Created 04-04-2017 02:54 PM
Hi all,
I have been using Hive on sandbox for a college project. Everything was working fine up until yesterday, when I noticed that the memory was running out due to the data I am using being rather large.
To free up memory I dropped a table I no longer need and then went into Files_View/user/admin/.Trash/<table name> and deleted the table from the trash folder.
However after doing so the HDFS memory is still full and has not reduced at all.
I then checked the following Files_View/Apps/hive/warehouse/<database im using>/<table_name> to ensure that the table was deleted and it is gone.
Does anyone know how I can permanently delete the table so that the memory also frees up within the HDFS?
Thanks in advance.
Created 04-04-2017 03:40 PM
@Maeve Ryan What is the error you are getting ? How are you checking the size of hdfs ?

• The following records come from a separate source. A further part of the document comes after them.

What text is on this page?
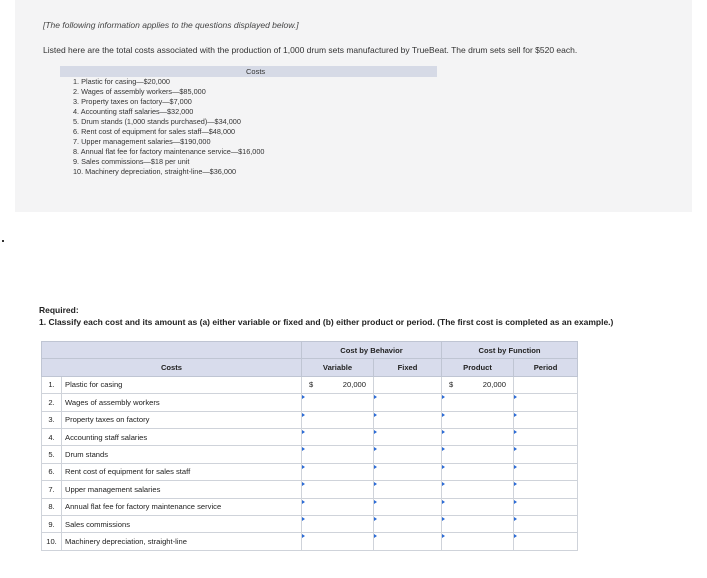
[The following information applies to the questions displayed below.]
Listed here are the total costs associated with the production of 1,000 drum sets manufactured by TrueBeat. The drum sets sell for $520 each.
Costs
1. Plastic for casing—$20,000
2. Wages of assembly workers—$85,000
3. Property taxes on factory—$7,000
4. Accounting staff salaries—$32,000
5. Drum stands (1,000 stands purchased)—$34,000
6. Rent cost of equipment for sales staff—$48,000
7. Upper management salaries—$190,000
8. Annual flat fee for factory maintenance service—$16,000
9. Sales commissions—$18 per unit
10. Machinery depreciation, straight-line—$36,000
Required:
1. Classify each cost and its amount as (a) either variable or fixed and (b) either product or period. (The first cost is completed as an example.)
		Cost by Behavior		Cost by Function	
Costs		Variable	Fixed	Product	Period
1.	Plastic for casing	$ 20,000		$ 20,000	

2.	Wages of assembly workers				
3.	Property taxes on factory				
4.	Accounting staff salaries				
5.	Drum stands				
6.	Rent cost of equipment for sales staff				
7.	Upper management salaries				
8.	Annual flat fee for factory maintenance service				
9.	Sales commissions				
10.	Machinery depreciation, straight-line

Created on 04-04-2017 05:47 PM - edited 08-18-2019 01:06 AM
Please see attached screenshot.
As you can see 18.8GB is being used. This was the same amount before I deleted the table. I would have expected this to decrease by about 9GB once I droped and removed the table from trash.
Created 04-04-2017 07:57 PM
Hi @Maeve Ryan
It seems Disk Usage (Non DFS Used) is higher than DFS Used. DFS Used is your data in data node where as Non DFS Used is not exactly the data but some kind of log files which will be held by Yarn or other hadoop services. Check for huge files available in the disk. Then remove those files which will free free up your memory .Verify whats the size of DFS used before and after deleting the data file from HDFS. That will give an amount of memory available after the deletion.
Memory calculation for non DFS:
Non DFS Used = Configured Capacity - Remaining Space - DFS Used
du -hsx * | sort -rh | head -10 helps to get the top 10 huge files.
Created 06-02-2023 08:59 AM
how can I check for the largest file in a certain tenant in hadoop?